I'd argue that being able to use sql to more easily combine ans filter datasets, including non-geospatial ones is still very useful in the circumstances you described.
Not really, combining datasets in (Geo)Pandas is very straightforward, including spatial joins: https://geopandas.org/docs/user_guide/mergingdata.html#spati... Of course, it's all a matter of personal preference, but I have used both PostGIS and GeoPandas extensively.
I'm not sure what 'a lot faster' really means in this context.
Honestly, I've found using Spatialite queries to be orders of magnitude faster for analysis than shapely or geopandas. The latter typically imply row-by-row selection and manipulation for starters.
If you can wrangle the data into a geopackage first it's super easy to run queries over the data and extract what you need.
Faster both in terms of querying and in terms of doing the kind of analysis you want and getting the answers you need.
Of course, happy to acknowledge that different tools might work better in different scenarios. For example, I suspect that speed of querying is really just due to the data being in memory so if you can configure Spatialite or PostGIS to do the same, I certainly wouldn't be surprised if you say you can do even better.
But for one-off analyses, it's common to spend a lot of time just getting your data into the right shape, doing various manipulations, perhaps even wrangling the geometries. For that, working entirely within SQL is frustrating as heck. For example, I did an analysis on flight paths over heavily populated areas once, which involved turning infrequent point locations with gaps in the data into a smooth interpolated flight path. That's easy if you have numpy and scipy at your disposal, otherwise it's not. Another analysis involved estimating housing prices in neighborhoods without any recent sales, from prices in adjacent neighborhoods with sales, and again it's easy to code up an algorithm to fill the gaps or to run a geostatistical analysis that can impute the missing values, but not if all you have is SQL, or if you have to constantly do roundtrips between database and code.
I mention all this not to start an argument, but simply because when I first started doing GIS work, I was very confused about what the right tools and workflow were, and once I embraced projections (vs. working directly with spheroids) and in-memory analysis in Python, my productivity went way up. If other people find themselves in the same scenario, they owe it to themselves to try out both approaches to see what works best for them.
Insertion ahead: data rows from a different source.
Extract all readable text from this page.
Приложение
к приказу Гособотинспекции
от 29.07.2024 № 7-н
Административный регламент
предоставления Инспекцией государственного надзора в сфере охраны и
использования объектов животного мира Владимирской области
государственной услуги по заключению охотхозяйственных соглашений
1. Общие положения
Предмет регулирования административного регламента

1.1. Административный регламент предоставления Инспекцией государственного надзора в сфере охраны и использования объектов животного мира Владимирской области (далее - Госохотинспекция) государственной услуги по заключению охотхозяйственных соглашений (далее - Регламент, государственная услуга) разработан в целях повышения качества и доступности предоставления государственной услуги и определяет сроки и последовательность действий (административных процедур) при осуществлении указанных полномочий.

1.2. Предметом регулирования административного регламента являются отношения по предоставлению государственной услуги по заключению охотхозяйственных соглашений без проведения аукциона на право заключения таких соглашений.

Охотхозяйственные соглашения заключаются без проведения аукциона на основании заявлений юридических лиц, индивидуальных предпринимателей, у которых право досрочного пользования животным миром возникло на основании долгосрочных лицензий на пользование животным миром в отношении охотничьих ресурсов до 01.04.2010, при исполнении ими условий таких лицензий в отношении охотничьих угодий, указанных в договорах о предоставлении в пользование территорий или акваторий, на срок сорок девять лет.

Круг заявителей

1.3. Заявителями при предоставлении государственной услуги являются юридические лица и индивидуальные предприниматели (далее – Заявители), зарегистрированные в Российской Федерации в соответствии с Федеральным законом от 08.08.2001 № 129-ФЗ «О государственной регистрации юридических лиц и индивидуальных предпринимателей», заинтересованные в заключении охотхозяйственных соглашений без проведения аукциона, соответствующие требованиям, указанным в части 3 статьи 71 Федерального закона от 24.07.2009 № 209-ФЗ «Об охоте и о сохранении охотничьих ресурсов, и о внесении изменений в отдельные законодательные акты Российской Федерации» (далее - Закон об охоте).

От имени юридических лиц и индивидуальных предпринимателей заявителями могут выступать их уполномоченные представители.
Mostly yes, though you can wing it a little bit by relying on swap and/or doing any big filtering operations up front. In my work, it's never been a problem, because you can cram a lot of data into 16 GB, millions of big polygons and metadata. Note also that textual formats like GeoJSON or WKT are incredibly wasteful of space because all coordinates are encoded as characters instead of floats or integers, whereas the in-memory representation is much smaller, so even huge source files are likely to fit in memory just fine. But judging by the sibling comments it does look like it's a limitation for some.